Meyerson: Republicans Have Become Party of Slime Rather than Ideas

Harold Meyerson accurately describes the tactics being used by the Republicans. They have run out of ideas and must resort to slime:

With fewer than 60 days remaining before the November election, the only two Republican strategies left standing are to scare the public about the Democrats collectively or to slime the Democrats individually. There’s nothing new about these strategies, of course, but this year they exist in a vacuum. Having run both the executive and legislative branches for the past two years with nothing but failure to show for it, the Republicans can no longer campaign as the party that will balance the budget, reform entitlements, lower energy costs, fix the immigration problem, create a more secure world or find a suitable way out of their endless war of choice in Iraq. What’s left is a campaign of scaring and sliming, with the emphasis on the latter.

This strategy worked before, but Meyerson doesn’t think it will work this year:

But the public isn’t falling for the third iteration of the scare campaign — not yet, anyway — so the Republicans have fallen back on slime. According to a report in Sunday’s Post by Jim VandeHei and Chris Cillizza, the National Republican Congressional Committee “plans to spend more than 90 percent of its $50 million-plus advertising budget on what officials described as negative ads” that attack Democratic candidates on their business dealings, legal battles and legislative votes that can be taken out of context.

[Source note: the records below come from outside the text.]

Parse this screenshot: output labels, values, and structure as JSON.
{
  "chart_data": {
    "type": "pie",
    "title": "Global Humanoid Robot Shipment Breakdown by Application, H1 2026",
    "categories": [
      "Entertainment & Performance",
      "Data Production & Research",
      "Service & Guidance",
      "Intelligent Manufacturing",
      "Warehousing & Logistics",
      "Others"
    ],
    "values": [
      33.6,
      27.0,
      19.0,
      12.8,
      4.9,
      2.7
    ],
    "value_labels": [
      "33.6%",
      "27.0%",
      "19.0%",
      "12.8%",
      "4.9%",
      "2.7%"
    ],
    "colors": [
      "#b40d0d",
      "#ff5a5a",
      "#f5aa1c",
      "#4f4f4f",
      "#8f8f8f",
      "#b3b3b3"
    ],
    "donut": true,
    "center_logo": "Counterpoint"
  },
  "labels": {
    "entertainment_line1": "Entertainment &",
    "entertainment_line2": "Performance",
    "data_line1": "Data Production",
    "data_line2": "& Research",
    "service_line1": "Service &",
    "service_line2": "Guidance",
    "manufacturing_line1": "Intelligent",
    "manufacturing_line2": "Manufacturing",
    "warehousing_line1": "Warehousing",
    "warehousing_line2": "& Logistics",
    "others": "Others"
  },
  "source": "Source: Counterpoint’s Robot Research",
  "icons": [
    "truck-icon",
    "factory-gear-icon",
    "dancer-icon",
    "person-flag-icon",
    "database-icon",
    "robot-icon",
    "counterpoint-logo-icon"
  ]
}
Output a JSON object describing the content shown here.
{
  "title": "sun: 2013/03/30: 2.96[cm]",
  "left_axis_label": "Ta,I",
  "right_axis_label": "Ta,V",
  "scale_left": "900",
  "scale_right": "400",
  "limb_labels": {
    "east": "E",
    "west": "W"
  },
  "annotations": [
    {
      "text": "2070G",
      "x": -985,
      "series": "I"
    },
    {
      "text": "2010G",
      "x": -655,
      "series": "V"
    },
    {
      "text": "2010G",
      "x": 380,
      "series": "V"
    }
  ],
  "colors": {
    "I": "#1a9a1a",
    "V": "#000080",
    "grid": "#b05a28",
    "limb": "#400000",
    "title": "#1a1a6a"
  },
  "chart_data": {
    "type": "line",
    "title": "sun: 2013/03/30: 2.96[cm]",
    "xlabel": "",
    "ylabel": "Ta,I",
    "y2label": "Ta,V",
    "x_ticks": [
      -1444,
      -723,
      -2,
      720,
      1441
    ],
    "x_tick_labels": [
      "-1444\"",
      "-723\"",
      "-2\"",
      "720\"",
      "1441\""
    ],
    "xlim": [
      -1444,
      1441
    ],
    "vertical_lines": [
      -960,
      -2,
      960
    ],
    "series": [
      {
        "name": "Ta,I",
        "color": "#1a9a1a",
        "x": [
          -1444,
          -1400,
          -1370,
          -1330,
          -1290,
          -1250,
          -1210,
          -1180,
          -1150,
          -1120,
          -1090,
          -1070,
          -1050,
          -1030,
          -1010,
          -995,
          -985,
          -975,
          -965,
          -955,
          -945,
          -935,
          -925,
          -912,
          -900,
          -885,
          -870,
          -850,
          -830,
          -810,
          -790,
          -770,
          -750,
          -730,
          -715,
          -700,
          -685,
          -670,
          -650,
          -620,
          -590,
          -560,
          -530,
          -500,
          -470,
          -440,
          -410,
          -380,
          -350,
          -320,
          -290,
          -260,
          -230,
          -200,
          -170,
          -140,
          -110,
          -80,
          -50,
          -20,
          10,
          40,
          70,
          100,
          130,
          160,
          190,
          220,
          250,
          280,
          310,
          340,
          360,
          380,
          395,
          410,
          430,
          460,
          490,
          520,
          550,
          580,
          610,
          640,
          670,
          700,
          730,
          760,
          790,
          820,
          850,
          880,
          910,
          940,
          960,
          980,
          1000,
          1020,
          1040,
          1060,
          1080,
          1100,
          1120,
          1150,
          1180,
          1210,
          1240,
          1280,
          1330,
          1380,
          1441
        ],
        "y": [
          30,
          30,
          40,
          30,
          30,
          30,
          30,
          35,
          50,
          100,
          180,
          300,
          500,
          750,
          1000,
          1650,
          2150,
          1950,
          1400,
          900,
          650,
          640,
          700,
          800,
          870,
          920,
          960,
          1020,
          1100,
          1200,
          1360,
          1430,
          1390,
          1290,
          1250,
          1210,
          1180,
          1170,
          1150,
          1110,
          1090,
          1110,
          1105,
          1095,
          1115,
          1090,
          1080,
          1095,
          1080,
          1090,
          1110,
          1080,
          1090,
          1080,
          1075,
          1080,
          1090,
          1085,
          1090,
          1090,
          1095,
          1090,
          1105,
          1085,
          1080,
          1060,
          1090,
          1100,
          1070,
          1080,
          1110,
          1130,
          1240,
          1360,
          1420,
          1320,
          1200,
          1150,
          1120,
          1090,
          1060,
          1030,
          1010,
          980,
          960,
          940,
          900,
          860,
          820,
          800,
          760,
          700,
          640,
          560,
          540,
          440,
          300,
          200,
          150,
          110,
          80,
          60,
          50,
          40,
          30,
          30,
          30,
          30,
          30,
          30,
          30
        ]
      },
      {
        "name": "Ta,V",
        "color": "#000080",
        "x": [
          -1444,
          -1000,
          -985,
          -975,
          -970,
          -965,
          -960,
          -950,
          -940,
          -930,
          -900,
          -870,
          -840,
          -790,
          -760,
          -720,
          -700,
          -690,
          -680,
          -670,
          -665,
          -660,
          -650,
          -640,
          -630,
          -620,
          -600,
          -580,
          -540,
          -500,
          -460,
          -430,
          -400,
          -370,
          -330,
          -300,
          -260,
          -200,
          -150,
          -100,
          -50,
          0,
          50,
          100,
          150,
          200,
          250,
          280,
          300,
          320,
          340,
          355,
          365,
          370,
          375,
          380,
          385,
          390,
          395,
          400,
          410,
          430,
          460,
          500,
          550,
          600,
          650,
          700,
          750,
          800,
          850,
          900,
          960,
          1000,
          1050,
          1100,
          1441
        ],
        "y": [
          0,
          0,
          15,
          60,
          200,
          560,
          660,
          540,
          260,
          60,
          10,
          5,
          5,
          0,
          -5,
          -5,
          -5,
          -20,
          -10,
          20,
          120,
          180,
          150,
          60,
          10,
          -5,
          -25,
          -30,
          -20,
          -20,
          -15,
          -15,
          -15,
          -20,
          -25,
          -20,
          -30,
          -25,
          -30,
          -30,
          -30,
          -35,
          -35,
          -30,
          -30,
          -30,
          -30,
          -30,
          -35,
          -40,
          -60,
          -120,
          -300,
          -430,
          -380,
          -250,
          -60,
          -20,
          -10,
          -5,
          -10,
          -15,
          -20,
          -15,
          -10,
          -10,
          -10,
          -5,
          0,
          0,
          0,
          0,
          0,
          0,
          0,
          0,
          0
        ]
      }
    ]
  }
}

What’s a party to do when its high road leads nowhere but down? The Republicans tried privatizing Social Security, but their numbers never added up. They tried spreading democracy with unilateral, preventive war but instead unleashed a sectarian bloodbath. So the party of big ideas, of Milton Friedman and the neoconservatives, is now just one big Swift Boat flotilla, its ideas sunk of their own dead weight, kept afloat solely by its opposition research. For their part, the Democrats still champion common security; they call for a government that can build dikes and reduce the costs of college and medication and that knows that remaking the world becomes more plausible when some of the world is actually willing to go along with us. Those are, in the campaign of 2006, just about the only ideas in play.

2 Comments

  1. 1
    Jan says:

    I hope the dem strategist are listening. There was a good editorial in the Wash Post yesterday about Bush’s disgusting unethical speech. Yes, it was tacky, innappropriate and without morals to spin 911 all week. And, as usual, with the dumbest 4% of Americans it worked, and thats all they need. This editorial pointed out (and I dont remember who the author was) that Bush (Rove and Cheney) uses passive aggressive rhetoric. YES!!!! I am a family therapist and I fight this highly effective communication blocker (it is known as a “dirty fighting technique” everyday. The most difficult to get through because it is indirect. (“well he didnt say Democrat or Republican but he didnt need to because it was implied”) so that people say, “what are you talking about, it wasnt partisan???” Yes it was, but it was indirect. (well not to me it was very direct and shameless) but with these literalist (they have to have it spelled out cause they are dumbasses) they dont get it. THEY ONLY WAY TO RESPOND TO PASSIVE AGGRESSIVE COMMUNICATION IS WITH DIRECT CONFRONTATION EVERY TIME. You must be tireless. Everytime he does it (and now that is daily as the heat is turned up) you (all dems) must be on talking point and say loudly, “What did you mean Mr. President when you said…?” That’s not right!!!! and strongly so that the stupid americans get it. Spell it out over and over (like the 2nd grade) Iraq is NOT 911. Saddam Hussein is not Osama Bin Laden. (I am starting to think they think that all islamists are the same-islamofacist, what the f**k is that???) Treat americans like 2nd graders (like they do with slogans and spin lines and sound bites, but no more than two syllables, “flip flop”, cause Americans have a very short attention span). This strategy works for passive aggressive behavior with patients, transfer it from the micro system to the macro, it would work.

  2. 2
    Ron Chusid says:

    Jan,

    A lot of good points. There’s often disagreement over to what degree to respond to each attack, with some fearing that the response will lead to increasing coverage of the attack. I’ve always leaned towards aggressively responding, but it was a gut feeling and I had no real proof I was right. Interesting to relate this to handling the passive aggressive.

    Conservatives have a tendendy to concentrate more on the specific words than full meaning. They can defend Bush with a straight face of not saying Saddam was behind 9/11 ignoring every effort of the Bush Administration make people believe this. They also think that it is fair game to attack Democrats for “their words” even if they have cherry picked statements out of context, or even twisted the quote around a bit. So what if it isn’t what they were saying–they will attack as long as they can convince themselves they are dealing with a quote.

    Speaking of dealing with the passive aggressive: if you return responding to I Must Be Wrong appears to be more up your line of work.